Moniker initiate themselves as this generation's miserablists with “Kicking and Screaming”
Richmond, Virginia's Moniker release the bleakly wonderful new track “Kicking and Screaming” ahead of their EP Private Prophet.
There’s a moment in any goth’s life when they're dragged – kicking and screaming – out of their childish gothdom (when they still think Sisters of Mercy are the height of artful detachment), and into their Let Love In phase, where they read John Berryman instead of Mary Shelley, drink scotch and swap their black t-shirts for white shirts with exposed chests. It's the difference between The Birthday Party and The Bad Seeds.
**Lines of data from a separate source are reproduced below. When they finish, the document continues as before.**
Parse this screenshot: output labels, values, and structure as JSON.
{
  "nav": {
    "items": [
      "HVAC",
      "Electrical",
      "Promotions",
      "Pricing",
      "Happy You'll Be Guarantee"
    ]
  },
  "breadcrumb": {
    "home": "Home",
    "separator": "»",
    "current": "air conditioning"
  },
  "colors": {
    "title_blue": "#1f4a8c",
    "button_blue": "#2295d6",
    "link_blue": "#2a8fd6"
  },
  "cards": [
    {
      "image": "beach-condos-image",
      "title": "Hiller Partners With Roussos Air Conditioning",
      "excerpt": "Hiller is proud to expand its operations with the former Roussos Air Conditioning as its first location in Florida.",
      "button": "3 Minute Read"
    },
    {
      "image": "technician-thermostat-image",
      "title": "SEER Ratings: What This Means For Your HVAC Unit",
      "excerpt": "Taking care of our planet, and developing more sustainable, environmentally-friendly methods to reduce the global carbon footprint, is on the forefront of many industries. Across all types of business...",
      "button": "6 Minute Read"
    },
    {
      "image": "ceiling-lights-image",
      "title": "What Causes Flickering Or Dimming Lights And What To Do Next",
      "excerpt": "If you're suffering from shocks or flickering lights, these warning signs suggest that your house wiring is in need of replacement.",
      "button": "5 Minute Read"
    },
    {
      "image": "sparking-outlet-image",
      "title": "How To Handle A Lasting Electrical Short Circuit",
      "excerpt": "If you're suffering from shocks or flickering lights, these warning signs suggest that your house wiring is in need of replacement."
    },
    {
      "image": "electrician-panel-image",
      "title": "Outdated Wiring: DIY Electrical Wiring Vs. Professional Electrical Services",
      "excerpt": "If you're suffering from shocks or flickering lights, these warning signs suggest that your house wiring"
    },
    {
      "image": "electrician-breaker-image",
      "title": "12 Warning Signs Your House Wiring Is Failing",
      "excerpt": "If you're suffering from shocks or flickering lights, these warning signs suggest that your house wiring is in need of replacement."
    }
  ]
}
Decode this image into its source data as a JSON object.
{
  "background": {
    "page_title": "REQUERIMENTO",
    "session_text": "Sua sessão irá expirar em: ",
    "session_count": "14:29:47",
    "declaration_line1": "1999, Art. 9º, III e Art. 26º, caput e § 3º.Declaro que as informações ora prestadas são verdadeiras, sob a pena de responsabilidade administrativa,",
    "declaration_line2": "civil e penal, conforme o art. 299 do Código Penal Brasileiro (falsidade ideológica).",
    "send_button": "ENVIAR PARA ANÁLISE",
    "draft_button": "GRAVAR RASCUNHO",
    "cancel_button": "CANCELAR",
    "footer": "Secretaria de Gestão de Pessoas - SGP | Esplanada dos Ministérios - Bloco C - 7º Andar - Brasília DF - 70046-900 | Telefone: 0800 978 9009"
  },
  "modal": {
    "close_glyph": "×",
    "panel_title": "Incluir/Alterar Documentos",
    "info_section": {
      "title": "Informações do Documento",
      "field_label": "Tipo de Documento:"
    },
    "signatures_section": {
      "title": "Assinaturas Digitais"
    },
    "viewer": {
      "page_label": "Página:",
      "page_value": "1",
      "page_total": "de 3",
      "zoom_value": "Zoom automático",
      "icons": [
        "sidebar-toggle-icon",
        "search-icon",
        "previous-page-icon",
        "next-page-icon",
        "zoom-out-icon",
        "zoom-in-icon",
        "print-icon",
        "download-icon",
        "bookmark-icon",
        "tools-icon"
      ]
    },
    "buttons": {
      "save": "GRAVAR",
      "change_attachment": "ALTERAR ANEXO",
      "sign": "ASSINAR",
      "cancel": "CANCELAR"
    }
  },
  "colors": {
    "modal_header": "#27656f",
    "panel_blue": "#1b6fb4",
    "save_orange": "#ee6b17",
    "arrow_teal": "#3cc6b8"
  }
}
Swapping their black nail polish for black polished Chelsea boots, and their leather jacket for a fitted black blazer. Many of us have been there, and the gloomily ponderous “Kicking and Screaming” is the ideal soundtrack for that moment.
Moniker offer up their own musical heritage as a badge of honour. Their musical fathers are The National and Tindersticks. Their fathers before them were Nick Cave and the Bad Seeds and The Afghan Whigs. Leonard Cohen and Lou Reed make up the musical family tree which branches off to Moniker.
Songwriter Jordan Scott explains how the song “started as an instrumental, with a wordless mumble over it. When I started to write lyrics, it became a song about coming to the end of your life and getting a second wind from it, either from joy or from fear.”